In this post I’ll reflect on Mirror, the interactive performance we staged for our group project, and explore how its concepts can be applied to online participatory art, which I’m investigating for my final research project.

In our presentation, I talked about creating a magic circle during our performance, where the artificial rules defined by the performance space replace reality. In some way, it’s easier to create this boundary in physical space and time, because we can clearly define a zone for the interactivity to happen. The audience can focus only on the performance.

On the internet, the interactive artwork occupies the same context as everything else the user can do in their browser. The time when users interact is asynchronous, and the spaces are diverse and unknowable. At the same time, online artwork has the possibility to permeate into everyday life. The genre of pervasive games exploits this; I’ll explore this in a future post.

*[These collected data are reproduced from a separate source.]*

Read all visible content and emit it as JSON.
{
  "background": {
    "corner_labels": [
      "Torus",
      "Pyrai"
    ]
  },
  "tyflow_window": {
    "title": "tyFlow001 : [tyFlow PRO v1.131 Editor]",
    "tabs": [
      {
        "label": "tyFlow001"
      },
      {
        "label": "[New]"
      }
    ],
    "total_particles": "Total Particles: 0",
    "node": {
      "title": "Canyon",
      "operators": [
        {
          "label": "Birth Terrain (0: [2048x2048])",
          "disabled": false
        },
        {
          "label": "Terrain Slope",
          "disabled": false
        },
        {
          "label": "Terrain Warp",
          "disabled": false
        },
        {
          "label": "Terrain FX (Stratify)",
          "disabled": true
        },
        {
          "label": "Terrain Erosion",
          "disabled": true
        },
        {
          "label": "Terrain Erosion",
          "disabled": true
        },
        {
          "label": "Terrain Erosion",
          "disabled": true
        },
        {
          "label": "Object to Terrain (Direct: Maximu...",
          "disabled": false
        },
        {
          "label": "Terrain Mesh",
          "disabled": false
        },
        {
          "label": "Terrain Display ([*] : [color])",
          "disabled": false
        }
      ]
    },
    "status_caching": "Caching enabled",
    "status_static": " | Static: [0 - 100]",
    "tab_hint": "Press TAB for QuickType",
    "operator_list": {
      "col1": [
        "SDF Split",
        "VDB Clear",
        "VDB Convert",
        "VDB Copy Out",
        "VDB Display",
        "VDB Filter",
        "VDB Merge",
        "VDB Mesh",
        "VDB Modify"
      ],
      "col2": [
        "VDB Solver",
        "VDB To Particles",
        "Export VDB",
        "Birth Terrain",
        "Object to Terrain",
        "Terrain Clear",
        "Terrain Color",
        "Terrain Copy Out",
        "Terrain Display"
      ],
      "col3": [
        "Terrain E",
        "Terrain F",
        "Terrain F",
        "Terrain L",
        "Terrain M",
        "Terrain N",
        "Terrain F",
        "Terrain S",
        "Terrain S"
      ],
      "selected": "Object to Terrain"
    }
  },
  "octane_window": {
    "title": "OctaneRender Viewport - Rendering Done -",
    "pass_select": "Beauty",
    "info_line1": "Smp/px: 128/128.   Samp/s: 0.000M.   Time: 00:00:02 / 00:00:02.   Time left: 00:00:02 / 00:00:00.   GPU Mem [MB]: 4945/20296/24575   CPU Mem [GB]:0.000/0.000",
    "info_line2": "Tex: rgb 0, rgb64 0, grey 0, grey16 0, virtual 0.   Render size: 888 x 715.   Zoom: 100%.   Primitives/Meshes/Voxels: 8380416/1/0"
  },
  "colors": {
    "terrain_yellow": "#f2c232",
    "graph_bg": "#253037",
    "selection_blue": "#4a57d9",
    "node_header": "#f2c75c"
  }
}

Our different performance iterations made us realize it’s important to set up a structure for interaction, with set rules and affordances. Our audience interacted more readily with the frame, because we had demonstrated a structure for them to act in: copy the person on the other side. Interacting with mirrors and laptops was much less defined, so our audience didn’t know what to do.

Online, the structure is determined by the user interface. Encoding structure makes the rules more rigid, as the code determines what the user can do. However, there are many ways for users to act disobediently online. Code can be hacked. The internet also enables emergent ways to disrupt. I recently listened to a Reply All podcast episode, “I’ve Killed People and I Have Hostages,” which reported on how viewers of Twitch livestreams can swat the streamer, making police officers show up on the stream. Online creators have much less control over what audience members can do, and the internet opens up so many disruptive possibilities.

Finally, in Mirror, we used technology as a prop and an allegory. We used laptop cameras to film and process audience members’ faces, and hoped to evoke the culture of surveillance. However, we didn’t explore the networking capabilities of technology. The curator Rachel Falconer raised this question in her feedback to our presentation, asking whether we could expand the technology to remote presence and control. In my research project, I hope to explore the potential of network technologies in interactive performance.